For those who’ve experienced boundary violations, hugs today may be colored by their trauma and imbued with too many negative associations from the past. For those who are exceedingly shy, hugs might be an unpleasant prospect but refusing a hug might feel even more uncomfortable.

There’s no clear hugging etiquette in our society. The unspoken expectation is that when someone offers you a hug you should accept it and appreciate it. So, when someone who doesn’t want to be hugged is approached by a potential hugger, they rarely know what to say.

Many people who are uncomfortable with hugging are even more uncomfortable with the idea of appearing rude by rejecting the hug.

On the spot, it’s really hard to think of a simple, direct statement like, “No thanks; I’m not into hugs.” Perhaps the traumatized person carries some shame and they’re uncomfortable with the idea of having to explain why they’re averse to being hugged. Perhaps the shy person feels even more awkward with the prospect of being assertive.

The person on the receiving end of an unwanted hug will often choose the lesser of two evils and stand there tolerating the hug, rather than risk insulting the hugger or getting into why they don’t like being hugged. But no-one should have to tolerate an unpleasant experience for fear of appearing rude or in order to avoid some painful self-disclosure.

I’d like to reassure all the hug-averse individuals out there that you shouldn’t need to explain or justify your position. It’s enough to say, “No thank-you,” when someone approaches you with arms open wide. The other person shouldn’t ask you “Why not?” Nor should they pressure you into accepting the hug. Both of these things would be insensitive and impolite.

If a hugger is operating out of genuine warmth and affection, they should respect your boundaries and accept the fact that not everyone will welcome their hugs. Good intentions don’t necessarily make an action acceptable to everyone else.

And if the hugger has more nasty intentions, these will become clear when you say “No” to their hug and nevertheless, they continue to press you for one.

For many years now, I’ve had an explicit no-hug policy in my psychotherapy practice. I don’t hug my patients and I ask my patients not to hug one another during group therapy sessions or at my workshops.

Some people don’t feel entitled to say “no” to a hug because issues with self-worth. They’ll allow their boundaries to be violated repeatedly, accepting hugs that they really don’t want. Sadly, the huggers think that they’re being kind and never realize how uncomfortable the hug receiver is feeling.

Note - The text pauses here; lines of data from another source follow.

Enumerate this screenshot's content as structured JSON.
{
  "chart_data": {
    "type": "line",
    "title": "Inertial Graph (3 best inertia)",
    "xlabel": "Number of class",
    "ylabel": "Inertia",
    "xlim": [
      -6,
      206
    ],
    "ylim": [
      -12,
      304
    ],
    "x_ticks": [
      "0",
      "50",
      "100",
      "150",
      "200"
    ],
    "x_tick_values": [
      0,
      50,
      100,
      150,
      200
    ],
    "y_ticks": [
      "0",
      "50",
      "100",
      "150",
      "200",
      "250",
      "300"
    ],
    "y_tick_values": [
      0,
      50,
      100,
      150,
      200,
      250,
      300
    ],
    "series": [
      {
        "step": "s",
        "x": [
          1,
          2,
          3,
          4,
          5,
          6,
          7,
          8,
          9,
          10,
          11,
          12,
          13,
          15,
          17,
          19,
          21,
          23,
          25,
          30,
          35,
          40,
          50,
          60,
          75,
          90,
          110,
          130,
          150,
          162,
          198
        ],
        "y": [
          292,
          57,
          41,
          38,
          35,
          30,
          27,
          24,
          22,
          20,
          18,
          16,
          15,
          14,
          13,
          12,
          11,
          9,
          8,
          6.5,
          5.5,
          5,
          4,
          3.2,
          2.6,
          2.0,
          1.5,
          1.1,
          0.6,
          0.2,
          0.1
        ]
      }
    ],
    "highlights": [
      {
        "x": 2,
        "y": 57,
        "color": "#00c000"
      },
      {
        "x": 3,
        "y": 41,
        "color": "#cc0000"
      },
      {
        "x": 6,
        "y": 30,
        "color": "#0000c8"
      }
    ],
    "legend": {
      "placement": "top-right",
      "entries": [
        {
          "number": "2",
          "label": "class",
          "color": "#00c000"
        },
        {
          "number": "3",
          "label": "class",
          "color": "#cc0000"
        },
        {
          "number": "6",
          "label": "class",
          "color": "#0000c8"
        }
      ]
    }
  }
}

People accepting unwanted hugs in therapy groups can build up resentment toward the huggers and this resentment could eventually leak out as an angry outburst or passive-aggressive behavior.

They can start to shut down emotionally and create pockets of disconnection among the group participants. Having a no-hug policy prevents a lot of misunderstandings and upset feelings.

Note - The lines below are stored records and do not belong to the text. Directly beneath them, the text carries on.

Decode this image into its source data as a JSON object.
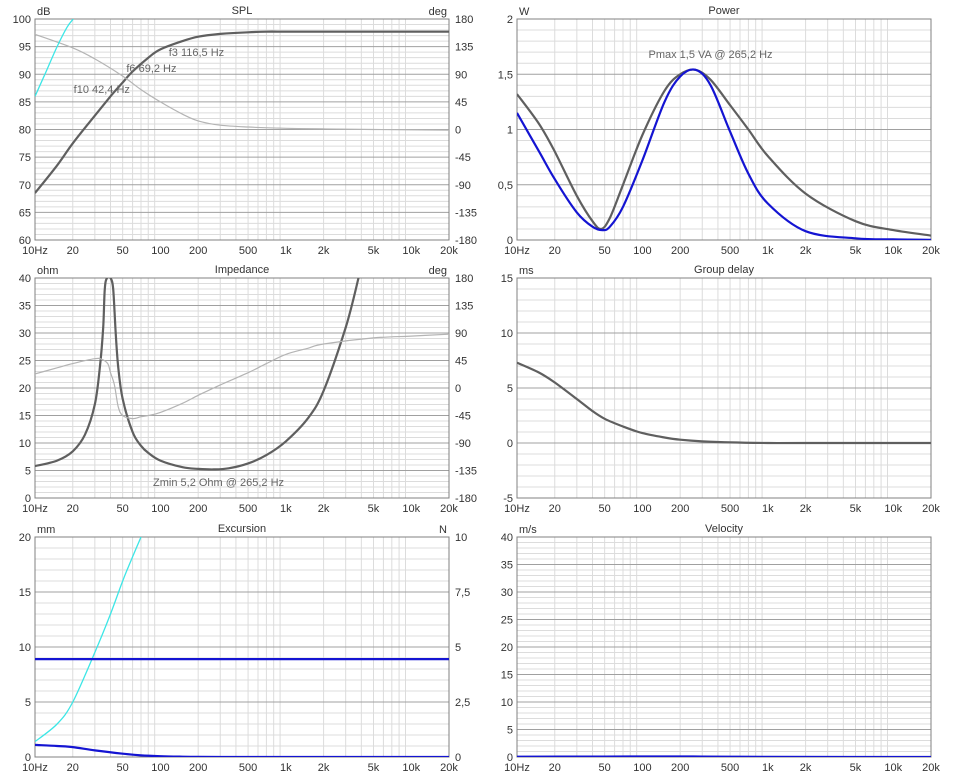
{
  "x_ticks": [
    "10Hz",
    "20",
    "50",
    "100",
    "200",
    "500",
    "1k",
    "2k",
    "5k",
    "10k",
    "20k"
  ],
  "colors": {
    "dark": "#5f5f5f",
    "light": "#b4b4b4",
    "blue": "#1414d2",
    "cyan": "#3ce6e6",
    "grid_major": "#a0a0a0",
    "grid_minor": "#dcdcdc"
  },
  "chart_data": [
    {
      "type": "line",
      "id": "spl",
      "title": "SPL",
      "ylabel": "dB",
      "y2label": "deg",
      "x_scale": "log",
      "xlim": [
        10,
        20000
      ],
      "ylim": [
        60,
        100
      ],
      "y2lim": [
        -180,
        180
      ],
      "yticks": [
        "60",
        "65",
        "70",
        "75",
        "80",
        "85",
        "90",
        "95",
        "100"
      ],
      "y2ticks": [
        "-180",
        "-135",
        "-90",
        "-45",
        "0",
        "45",
        "90",
        "135",
        "180"
      ],
      "series": [
        {
          "color": "#5f5f5f",
          "axis": "left",
          "x": [
            10,
            15,
            20,
            30,
            40,
            50,
            60,
            80,
            100,
            150,
            200,
            300,
            500,
            700,
            1000,
            2000,
            5000,
            10000,
            20000
          ],
          "y": [
            68.5,
            73.5,
            77.5,
            82.5,
            86,
            88.5,
            90.5,
            93,
            94.5,
            96,
            96.8,
            97.3,
            97.6,
            97.7,
            97.7,
            97.7,
            97.7,
            97.7,
            97.7
          ]
        },
        {
          "color": "#b4b4b4",
          "axis": "right",
          "x": [
            10,
            20,
            30,
            50,
            70,
            100,
            150,
            200,
            300,
            500,
            1000,
            2000,
            5000,
            20000
          ],
          "y": [
            155,
            133,
            115,
            87,
            65,
            45,
            25,
            14,
            7,
            4,
            2,
            1,
            0,
            -1
          ]
        },
        {
          "color": "#3ce6e6",
          "axis": "left",
          "x": [
            10,
            12,
            15,
            18,
            20.2
          ],
          "y": [
            86,
            90,
            95,
            98.5,
            100
          ]
        }
      ],
      "annotations": [
        "f3 116,5 Hz",
        "f6 69,2 Hz",
        "f10 42,4 Hz"
      ]
    },
    {
      "type": "line",
      "id": "power",
      "title": "Power",
      "ylabel": "W",
      "x_scale": "log",
      "xlim": [
        10,
        20000
      ],
      "ylim": [
        0,
        2
      ],
      "yticks": [
        "0",
        "0,5",
        "1",
        "1,5",
        "2"
      ],
      "series": [
        {
          "color": "#5f5f5f",
          "axis": "left",
          "x": [
            10,
            15,
            20,
            30,
            40,
            47,
            55,
            70,
            100,
            150,
            200,
            265,
            350,
            500,
            700,
            1000,
            2000,
            5000,
            10000,
            20000
          ],
          "y": [
            1.32,
            1.05,
            0.8,
            0.4,
            0.17,
            0.1,
            0.2,
            0.5,
            0.95,
            1.35,
            1.5,
            1.54,
            1.45,
            1.22,
            1.0,
            0.76,
            0.42,
            0.17,
            0.09,
            0.04
          ]
        },
        {
          "color": "#1414d2",
          "axis": "left",
          "x": [
            10,
            15,
            20,
            30,
            40,
            48,
            55,
            70,
            100,
            150,
            200,
            265,
            350,
            500,
            700,
            1000,
            2000,
            5000,
            10000,
            20000
          ],
          "y": [
            1.15,
            0.8,
            0.55,
            0.25,
            0.12,
            0.09,
            0.12,
            0.3,
            0.72,
            1.25,
            1.48,
            1.54,
            1.4,
            0.98,
            0.6,
            0.33,
            0.08,
            0.015,
            0.005,
            0.002
          ]
        }
      ],
      "annotations": [
        "Pmax 1,5 VA  @ 265,2 Hz"
      ]
    },
    {
      "type": "line",
      "id": "impedance",
      "title": "Impedance",
      "ylabel": "ohm",
      "y2label": "deg",
      "x_scale": "log",
      "xlim": [
        10,
        20000
      ],
      "ylim": [
        0,
        40
      ],
      "y2lim": [
        -180,
        180
      ],
      "yticks": [
        "0",
        "5",
        "10",
        "15",
        "20",
        "25",
        "30",
        "35",
        "40"
      ],
      "y2ticks": [
        "-180",
        "-135",
        "-90",
        "-45",
        "0",
        "45",
        "90",
        "135",
        "180"
      ],
      "series": [
        {
          "color": "#5f5f5f",
          "axis": "left",
          "x": [
            10,
            15,
            20,
            25,
            30,
            33,
            35,
            36,
            37.5,
            40,
            42,
            44,
            46,
            50,
            60,
            70,
            80,
            100,
            150,
            200,
            265,
            350,
            500,
            700,
            1000,
            1500,
            2000,
            3000,
            3800
          ],
          "y": [
            5.8,
            6.8,
            8.5,
            11.5,
            17,
            24,
            31,
            38,
            40,
            40,
            38,
            30,
            24,
            18,
            12,
            9.5,
            8.2,
            6.8,
            5.6,
            5.3,
            5.2,
            5.4,
            6.3,
            7.8,
            10.3,
            14.5,
            19.5,
            31,
            40
          ]
        },
        {
          "color": "#b4b4b4",
          "axis": "right",
          "x": [
            10,
            15,
            20,
            30,
            34,
            38,
            40,
            43,
            46,
            50,
            60,
            70,
            80,
            100,
            150,
            200,
            300,
            500,
            700,
            1000,
            1500,
            2000,
            5000,
            10000,
            20000
          ],
          "y": [
            23,
            33,
            40,
            48,
            47,
            40,
            25,
            5,
            -30,
            -45,
            -50,
            -47,
            -45,
            -40,
            -25,
            -12,
            5,
            25,
            40,
            55,
            65,
            72,
            82,
            85,
            88
          ]
        }
      ],
      "annotations": [
        "Zmin 5,2 Ohm @ 265,2 Hz"
      ]
    },
    {
      "type": "line",
      "id": "group-delay",
      "title": "Group delay",
      "ylabel": "ms",
      "x_scale": "log",
      "xlim": [
        10,
        20000
      ],
      "ylim": [
        -5,
        15
      ],
      "yticks": [
        "-5",
        "0",
        "5",
        "10",
        "15"
      ],
      "series": [
        {
          "color": "#5f5f5f",
          "axis": "left",
          "x": [
            10,
            15,
            20,
            30,
            40,
            50,
            70,
            100,
            150,
            200,
            300,
            500,
            1000,
            2000,
            20000
          ],
          "y": [
            7.3,
            6.4,
            5.5,
            4.0,
            2.9,
            2.2,
            1.5,
            0.9,
            0.5,
            0.3,
            0.15,
            0.05,
            0,
            0,
            0
          ]
        }
      ]
    },
    {
      "type": "line",
      "id": "excursion",
      "title": "Excursion",
      "ylabel": "mm",
      "y2label": "N",
      "x_scale": "log",
      "xlim": [
        10,
        20000
      ],
      "ylim": [
        0,
        20
      ],
      "y2lim": [
        0,
        10
      ],
      "yticks": [
        "0",
        "5",
        "10",
        "15",
        "20"
      ],
      "y2ticks": [
        "0",
        "2,5",
        "5",
        "7,5",
        "10"
      ],
      "series": [
        {
          "color": "#3ce6e6",
          "axis": "left",
          "x": [
            10,
            15,
            20,
            30,
            40,
            50,
            60,
            70
          ],
          "y": [
            1.4,
            3.0,
            5.0,
            9.5,
            13.0,
            16.0,
            18.2,
            20
          ]
        },
        {
          "color": "#1414d2",
          "axis": "left",
          "x": [
            10,
            20000
          ],
          "y": [
            8.9,
            8.9
          ]
        },
        {
          "color": "#1414d2",
          "axis": "left",
          "x": [
            10,
            15,
            20,
            30,
            50,
            70,
            100,
            150,
            200,
            300,
            500,
            1000,
            20000
          ],
          "y": [
            1.1,
            1.0,
            0.9,
            0.6,
            0.3,
            0.15,
            0.07,
            0.03,
            0.01,
            0,
            0,
            0,
            0
          ]
        }
      ]
    },
    {
      "type": "line",
      "id": "velocity",
      "title": "Velocity",
      "ylabel": "m/s",
      "x_scale": "log",
      "xlim": [
        10,
        20000
      ],
      "ylim": [
        0,
        40
      ],
      "yticks": [
        "0",
        "5",
        "10",
        "15",
        "20",
        "25",
        "30",
        "35",
        "40"
      ],
      "series": [
        {
          "color": "#1414d2",
          "axis": "left",
          "x": [
            10,
            50,
            100,
            200,
            300,
            500,
            1000,
            20000
          ],
          "y": [
            0.05,
            0.08,
            0.1,
            0.1,
            0.08,
            0.05,
            0.02,
            0
          ]
        }
      ]
    }
  ]
}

So, while a hug is a lovely thing to give and receive under the right circumstances, it can also be a charged experience. A hug could be an opportunity for bonding or a trigger to some painful trauma. It can be a friendly overture or an unwanted boundary violation.

For this reason, it’s important to exercise caution around hugs. You always have to consider the possibility that the person on the giving end might not be as innocent as they appear and that the person on the receiving end might not be as enthusiastic about hugs as you are.

My policy has always been, “When in doubt, don’t.” It’s a good policy to ask your close friends and family members, “Can I hug you?” before offering them a hug, and when meeting a new person or just getting to know someone, I suggest that you err on the side of caution and avoid the hug altogether.

You don’t know what the other person has been through or how they might perceive a hug. They might think of a hug as the best thing ever or they might have an overpowering urge to run and hide when they see you coming at them with arms stretched out wide.